In our editorial announcing the termination of the Star on Friday, we noted that we might be forced to trim printing of the Storm Lake Times Pilot to once a week. Trump’s tariffs made the decision for us. With postage costs increasing radically, our planned transition to providing information digitally speeds up.
On Monday it was announced that the tariffs on Canada and Mexico will be suspended for 30 days. Even so, we had to make other plans while the government whipsaws.
As of March 1, the Storm Lake Times Pilot will be printed once a week, delivered to your home in Friday’s mail.
The Times Pilot will publish news as it happens, 24/7, online at www.stormlake.com. All subscribers to our print edition will have full access to our website. Paid subscribers who do not have online access should email circ@stormlake.com if they would like full digital access.
We will continue to publish the Ad Guide on Tuesdays. Its publication frequency also is under review, especially in light of printing and postage costs. We have contemplated reducing the Ad Guide’s frequency to twice a month as reading and buying patterns shift online.
Last year, we broke even thanks to reader donations. If we continue printing the Times Pilot twice a week, we will lose money. It is a very simple proposition. If we maintain a slight profit we can hold on to our excellent staff and provide you with all the news, sports and commentary to which you have been accustomed.
Our weekly edition will include all the news in multiple sections with more pages and color. Our digital edition aspires to include everything as it happens — we are working on that, and learning new ways of publishing.
The Storm Lake Times started out as a weekly in 1990, and prospered as such. We made a fateful decision to publish five days a week, which was silly, and lost money. We then converted to twice-weekly and have been publishing that way for 30 years, more or less breaking even. Everything we take in we spend on the newspaper. Donations cover our losses.
We cannot afford to lose subscribers or to cut rates. Our pride demands that we offer an excellent publication at a fair price, which gives its readers a broad and timely view of what is happening in and around Buena Vista County. We are committed to that proposition down to our marrow.
We must marshal our resources to the news. We love the printed product, and we appreciate our friends in Sheldon who do an outstanding job on the press. We take great delight in seeing tremendous color photo reproduction, sort of nerdy that way. So it will happen weekly. Print is an essential part of our value. We want to be pasted on your refrigerator. We also must be cognizant of where the eyeballs are directed — at the cellphone.

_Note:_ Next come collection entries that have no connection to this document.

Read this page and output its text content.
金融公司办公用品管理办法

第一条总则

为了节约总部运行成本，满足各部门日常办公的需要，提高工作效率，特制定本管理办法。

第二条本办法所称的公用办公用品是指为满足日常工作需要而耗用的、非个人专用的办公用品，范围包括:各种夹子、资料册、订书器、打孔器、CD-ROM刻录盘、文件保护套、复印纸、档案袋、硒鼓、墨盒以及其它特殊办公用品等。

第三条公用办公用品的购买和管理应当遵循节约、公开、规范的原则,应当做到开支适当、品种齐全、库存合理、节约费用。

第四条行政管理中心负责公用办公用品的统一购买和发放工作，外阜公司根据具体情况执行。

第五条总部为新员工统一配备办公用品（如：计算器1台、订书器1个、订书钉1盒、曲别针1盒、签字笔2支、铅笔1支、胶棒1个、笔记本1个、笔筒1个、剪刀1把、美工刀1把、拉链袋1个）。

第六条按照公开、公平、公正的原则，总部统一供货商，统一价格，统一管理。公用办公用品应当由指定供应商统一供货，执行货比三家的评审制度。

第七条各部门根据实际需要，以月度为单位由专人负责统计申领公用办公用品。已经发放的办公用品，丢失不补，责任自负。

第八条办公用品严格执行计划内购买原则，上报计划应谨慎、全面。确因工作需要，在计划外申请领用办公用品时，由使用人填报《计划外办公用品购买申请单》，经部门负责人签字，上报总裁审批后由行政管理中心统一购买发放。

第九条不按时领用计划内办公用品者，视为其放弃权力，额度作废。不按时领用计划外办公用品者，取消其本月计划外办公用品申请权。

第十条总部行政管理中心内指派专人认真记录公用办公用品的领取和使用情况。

We have put off this decision for some time because we love print so much. It was inevitable, and Trump triggered it. The tariffs are stupid and unwarranted. Tariffs are a tax that foster inflation. Tariffs led us into the Great Depression and, ultimately, World War II.
What is especially ill-considered is slapping tariffs on Canada, our best friend and most intimate trading partner in the world. The tariffs may be suspended. Yet, it is impossible to predict what Trump will do in 30 days. He insists that tariffs work. We don’t know what to think except that we must contain costs.
The move did wake us up to nagging economic realities. Reading habits are changing. The advertising market has been remade in less than a decade. And, the government and postal system are doing their level best to kill newspapers. At times, the government is openly hostile. A free press must be strong. To be strong journalistically we must be strong financially. Hence, we must reduce our printing costs and direct our energies to more and deeper reporting. We appreciate your understanding and support.